Two crushing victories followed at the ESL Pro League Season 8 finals and the ECS Season 5 finals, swiftly establishing Liquid as the perennial runners-up before we were denied the big FaZe-Astralis tussle at Cologne by Na’Vi, throwing the Intel Grand Slam into chaos. The marked downturn of karrigan’s side truly began here as they bombed out in last place at ELEAGUE’s CS:GO Premier event at the end of July where Astralis would once again crush the competition, predictably facing Liquid in the final once again. There was no question about their strength heading into the player break.

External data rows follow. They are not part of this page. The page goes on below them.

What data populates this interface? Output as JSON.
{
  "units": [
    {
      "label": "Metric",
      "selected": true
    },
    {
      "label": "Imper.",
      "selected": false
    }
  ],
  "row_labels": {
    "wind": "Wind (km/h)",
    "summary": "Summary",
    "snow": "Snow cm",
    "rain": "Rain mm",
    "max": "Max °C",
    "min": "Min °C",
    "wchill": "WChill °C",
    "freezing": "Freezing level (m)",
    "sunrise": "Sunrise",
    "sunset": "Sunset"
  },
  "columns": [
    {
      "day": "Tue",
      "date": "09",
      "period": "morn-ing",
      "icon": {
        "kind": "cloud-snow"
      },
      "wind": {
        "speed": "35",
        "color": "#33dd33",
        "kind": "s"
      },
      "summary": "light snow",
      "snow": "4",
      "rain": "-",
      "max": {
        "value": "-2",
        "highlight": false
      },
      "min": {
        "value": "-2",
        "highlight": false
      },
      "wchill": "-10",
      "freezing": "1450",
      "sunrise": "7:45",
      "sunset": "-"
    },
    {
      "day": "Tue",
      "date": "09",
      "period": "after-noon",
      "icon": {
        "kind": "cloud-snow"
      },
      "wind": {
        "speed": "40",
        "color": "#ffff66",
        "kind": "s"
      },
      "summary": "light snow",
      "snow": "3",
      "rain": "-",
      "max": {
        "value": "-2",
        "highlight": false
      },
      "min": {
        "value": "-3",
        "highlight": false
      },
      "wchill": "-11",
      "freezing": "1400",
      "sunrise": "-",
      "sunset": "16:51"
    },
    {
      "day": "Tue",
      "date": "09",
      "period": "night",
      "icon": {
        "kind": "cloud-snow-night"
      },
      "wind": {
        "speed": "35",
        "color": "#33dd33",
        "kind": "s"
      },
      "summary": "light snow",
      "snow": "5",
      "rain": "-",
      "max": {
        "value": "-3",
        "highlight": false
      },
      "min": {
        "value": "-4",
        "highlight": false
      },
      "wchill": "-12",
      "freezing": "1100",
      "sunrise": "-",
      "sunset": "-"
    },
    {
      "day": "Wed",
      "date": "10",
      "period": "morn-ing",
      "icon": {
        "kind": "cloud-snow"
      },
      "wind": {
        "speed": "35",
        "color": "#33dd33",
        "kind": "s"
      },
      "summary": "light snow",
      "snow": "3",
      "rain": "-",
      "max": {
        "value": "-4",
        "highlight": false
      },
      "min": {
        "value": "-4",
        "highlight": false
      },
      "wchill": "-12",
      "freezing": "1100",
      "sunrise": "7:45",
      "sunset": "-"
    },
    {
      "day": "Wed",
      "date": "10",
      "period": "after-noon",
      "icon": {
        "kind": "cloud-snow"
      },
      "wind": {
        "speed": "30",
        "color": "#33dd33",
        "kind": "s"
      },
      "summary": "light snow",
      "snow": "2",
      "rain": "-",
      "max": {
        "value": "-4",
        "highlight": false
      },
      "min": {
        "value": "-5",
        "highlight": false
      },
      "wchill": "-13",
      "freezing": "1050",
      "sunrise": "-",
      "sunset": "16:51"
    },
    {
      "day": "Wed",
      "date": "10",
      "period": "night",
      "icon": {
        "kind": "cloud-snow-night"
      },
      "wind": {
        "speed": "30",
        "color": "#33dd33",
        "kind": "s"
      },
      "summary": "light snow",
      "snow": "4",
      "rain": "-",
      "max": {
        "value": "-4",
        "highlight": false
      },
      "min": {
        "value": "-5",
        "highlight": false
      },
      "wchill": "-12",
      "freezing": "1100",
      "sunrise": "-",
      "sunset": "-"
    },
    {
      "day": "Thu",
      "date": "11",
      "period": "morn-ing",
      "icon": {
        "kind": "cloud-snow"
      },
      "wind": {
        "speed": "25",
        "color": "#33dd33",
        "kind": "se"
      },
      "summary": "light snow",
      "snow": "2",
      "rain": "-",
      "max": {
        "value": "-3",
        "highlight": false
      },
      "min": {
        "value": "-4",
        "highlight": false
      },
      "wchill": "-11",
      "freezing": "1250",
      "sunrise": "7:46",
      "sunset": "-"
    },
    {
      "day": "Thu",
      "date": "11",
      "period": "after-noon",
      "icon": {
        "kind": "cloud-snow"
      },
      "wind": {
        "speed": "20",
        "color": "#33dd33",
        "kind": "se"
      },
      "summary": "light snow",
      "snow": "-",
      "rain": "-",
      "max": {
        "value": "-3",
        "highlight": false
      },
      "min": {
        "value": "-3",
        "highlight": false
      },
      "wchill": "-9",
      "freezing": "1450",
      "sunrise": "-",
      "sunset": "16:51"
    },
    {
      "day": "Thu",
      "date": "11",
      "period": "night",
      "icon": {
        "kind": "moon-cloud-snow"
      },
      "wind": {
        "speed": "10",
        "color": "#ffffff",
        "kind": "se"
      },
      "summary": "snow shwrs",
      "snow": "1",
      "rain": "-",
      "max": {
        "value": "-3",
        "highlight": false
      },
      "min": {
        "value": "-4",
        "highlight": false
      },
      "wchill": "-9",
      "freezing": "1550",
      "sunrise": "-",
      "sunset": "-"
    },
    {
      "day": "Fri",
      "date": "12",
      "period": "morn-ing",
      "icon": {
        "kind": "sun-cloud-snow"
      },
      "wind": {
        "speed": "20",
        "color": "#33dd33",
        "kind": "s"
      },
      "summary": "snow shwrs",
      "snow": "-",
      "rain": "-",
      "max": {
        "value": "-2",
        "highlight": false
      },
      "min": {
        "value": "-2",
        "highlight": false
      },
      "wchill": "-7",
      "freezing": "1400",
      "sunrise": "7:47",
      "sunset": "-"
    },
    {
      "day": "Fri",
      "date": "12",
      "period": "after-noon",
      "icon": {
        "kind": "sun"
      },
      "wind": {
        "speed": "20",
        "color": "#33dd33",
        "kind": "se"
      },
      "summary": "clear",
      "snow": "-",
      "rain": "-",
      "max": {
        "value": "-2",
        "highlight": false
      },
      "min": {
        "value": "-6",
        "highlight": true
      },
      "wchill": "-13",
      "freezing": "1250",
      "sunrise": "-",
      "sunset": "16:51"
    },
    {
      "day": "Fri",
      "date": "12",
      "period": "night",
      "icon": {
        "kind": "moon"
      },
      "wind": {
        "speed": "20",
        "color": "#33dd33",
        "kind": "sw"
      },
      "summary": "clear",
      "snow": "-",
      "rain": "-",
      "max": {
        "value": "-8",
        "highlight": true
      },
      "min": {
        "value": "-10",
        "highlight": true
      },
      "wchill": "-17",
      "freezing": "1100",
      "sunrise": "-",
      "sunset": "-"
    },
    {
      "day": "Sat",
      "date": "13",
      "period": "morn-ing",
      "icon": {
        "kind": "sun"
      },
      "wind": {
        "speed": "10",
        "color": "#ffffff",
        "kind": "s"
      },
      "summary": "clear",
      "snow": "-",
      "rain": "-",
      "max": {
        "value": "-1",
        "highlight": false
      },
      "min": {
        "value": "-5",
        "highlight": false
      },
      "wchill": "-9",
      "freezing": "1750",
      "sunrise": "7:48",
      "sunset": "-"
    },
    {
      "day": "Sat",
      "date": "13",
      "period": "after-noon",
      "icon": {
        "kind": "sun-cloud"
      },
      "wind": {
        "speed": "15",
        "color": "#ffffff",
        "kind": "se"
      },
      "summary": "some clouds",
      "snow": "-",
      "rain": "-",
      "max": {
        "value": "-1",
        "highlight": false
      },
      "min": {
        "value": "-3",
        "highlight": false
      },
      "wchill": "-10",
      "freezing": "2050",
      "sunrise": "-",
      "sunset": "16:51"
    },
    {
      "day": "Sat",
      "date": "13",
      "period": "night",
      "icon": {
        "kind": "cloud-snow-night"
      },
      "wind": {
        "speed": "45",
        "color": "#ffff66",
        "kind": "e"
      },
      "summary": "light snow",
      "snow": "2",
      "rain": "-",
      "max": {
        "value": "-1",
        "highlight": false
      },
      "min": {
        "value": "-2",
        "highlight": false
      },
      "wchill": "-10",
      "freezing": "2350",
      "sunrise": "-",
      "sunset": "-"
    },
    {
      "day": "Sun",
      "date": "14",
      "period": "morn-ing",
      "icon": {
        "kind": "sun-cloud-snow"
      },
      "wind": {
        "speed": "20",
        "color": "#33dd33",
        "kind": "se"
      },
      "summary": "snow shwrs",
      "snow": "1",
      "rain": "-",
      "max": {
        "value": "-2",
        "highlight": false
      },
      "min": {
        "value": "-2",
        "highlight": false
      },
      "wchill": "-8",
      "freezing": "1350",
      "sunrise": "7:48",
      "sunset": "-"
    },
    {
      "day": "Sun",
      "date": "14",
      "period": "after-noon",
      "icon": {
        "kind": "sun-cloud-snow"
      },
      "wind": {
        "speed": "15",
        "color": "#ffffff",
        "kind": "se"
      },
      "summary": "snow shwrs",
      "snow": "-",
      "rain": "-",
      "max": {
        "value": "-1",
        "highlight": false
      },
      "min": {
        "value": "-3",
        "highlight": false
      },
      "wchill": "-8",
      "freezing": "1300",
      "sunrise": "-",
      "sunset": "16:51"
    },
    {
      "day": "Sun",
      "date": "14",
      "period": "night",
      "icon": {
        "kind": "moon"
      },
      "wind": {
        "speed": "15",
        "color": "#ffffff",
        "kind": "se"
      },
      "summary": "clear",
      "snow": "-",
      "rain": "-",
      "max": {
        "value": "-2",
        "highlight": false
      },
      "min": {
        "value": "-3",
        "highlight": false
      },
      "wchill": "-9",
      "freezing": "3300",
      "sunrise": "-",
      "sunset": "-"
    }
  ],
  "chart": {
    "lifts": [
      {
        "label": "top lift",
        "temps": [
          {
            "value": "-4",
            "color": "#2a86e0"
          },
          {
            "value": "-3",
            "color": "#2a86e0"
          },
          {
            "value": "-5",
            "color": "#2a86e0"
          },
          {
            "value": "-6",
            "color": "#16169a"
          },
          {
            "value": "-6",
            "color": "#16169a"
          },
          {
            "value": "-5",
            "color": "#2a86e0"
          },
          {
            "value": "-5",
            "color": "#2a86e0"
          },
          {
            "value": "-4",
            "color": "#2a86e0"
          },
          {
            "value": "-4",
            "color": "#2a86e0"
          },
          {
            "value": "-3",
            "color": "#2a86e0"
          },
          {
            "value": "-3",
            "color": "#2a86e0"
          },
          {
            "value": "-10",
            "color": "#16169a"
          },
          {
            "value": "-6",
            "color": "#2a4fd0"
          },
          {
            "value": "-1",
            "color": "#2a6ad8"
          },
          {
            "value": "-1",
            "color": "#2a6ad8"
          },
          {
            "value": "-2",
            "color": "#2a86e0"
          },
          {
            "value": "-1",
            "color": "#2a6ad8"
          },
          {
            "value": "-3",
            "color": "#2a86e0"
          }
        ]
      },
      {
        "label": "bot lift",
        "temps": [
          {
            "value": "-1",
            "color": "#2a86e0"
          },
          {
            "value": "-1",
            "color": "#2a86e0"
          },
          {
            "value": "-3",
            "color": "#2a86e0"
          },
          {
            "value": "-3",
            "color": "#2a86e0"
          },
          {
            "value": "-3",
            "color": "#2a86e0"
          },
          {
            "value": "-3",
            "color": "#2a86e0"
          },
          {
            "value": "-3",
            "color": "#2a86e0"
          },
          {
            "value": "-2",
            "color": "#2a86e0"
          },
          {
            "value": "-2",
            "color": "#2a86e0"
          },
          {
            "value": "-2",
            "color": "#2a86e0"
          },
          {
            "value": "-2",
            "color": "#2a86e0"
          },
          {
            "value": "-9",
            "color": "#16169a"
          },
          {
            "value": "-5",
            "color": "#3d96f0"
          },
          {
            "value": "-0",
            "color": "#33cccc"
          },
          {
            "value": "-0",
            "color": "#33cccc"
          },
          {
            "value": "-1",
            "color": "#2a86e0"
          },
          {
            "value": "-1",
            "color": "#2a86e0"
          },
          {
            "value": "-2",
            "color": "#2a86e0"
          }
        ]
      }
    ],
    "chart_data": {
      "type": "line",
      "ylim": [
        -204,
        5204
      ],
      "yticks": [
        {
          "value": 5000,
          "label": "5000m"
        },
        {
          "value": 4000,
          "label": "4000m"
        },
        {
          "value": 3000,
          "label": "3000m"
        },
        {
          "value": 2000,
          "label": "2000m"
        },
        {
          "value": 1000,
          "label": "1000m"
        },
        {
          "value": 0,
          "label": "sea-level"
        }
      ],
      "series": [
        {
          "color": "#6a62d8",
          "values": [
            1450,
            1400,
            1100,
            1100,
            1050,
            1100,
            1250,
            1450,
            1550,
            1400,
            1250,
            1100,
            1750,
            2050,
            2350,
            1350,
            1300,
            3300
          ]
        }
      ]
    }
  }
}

DreamHack Masters Malmö still remains hard to explain. Yes, Astralis finished second, but it’s inexplicable how they lost to North in two different best-of-three series in the same event. It was an inspired performance by their domestic rivals who also dispatched Na’Vi and mousesports in the playoffs, coming back from a 16-0 defeat on the first map of the semis. They would, of course, fail to make it past the FACEIT Major’s qualifier stage while Astralis ended up winning the whole thing in dominant fashion, once again crushing all their rivals in the playoffs.

This is where the whole BLAST Pro thing starts to muddy the picture: half of their next ten LAN events were played in this circuit, winning three out of five. It brings a sour taste to otherwise excellent performances at IEM Chicago and successful title defenses at ESL Pro League and ECS as well. No one will object to the second-place finish at the mess that was iBUYPOWER Masters at the turn of the year. However, it’s likely that analysts in the future will draw a clear line of Astralis’ pure domination in 2018, following it up with dreams about what could have been in the next year if they were willing to expose themselves a bit more. The Danes won’t be playing a non-BLAST LAN event (excluding the Pro League group stages) for months. No matter how well they’ll continue to perform, their second year atop the rankings is seemingly destined to feel like the straight-to-video sequel to a beloved blockbuster movie.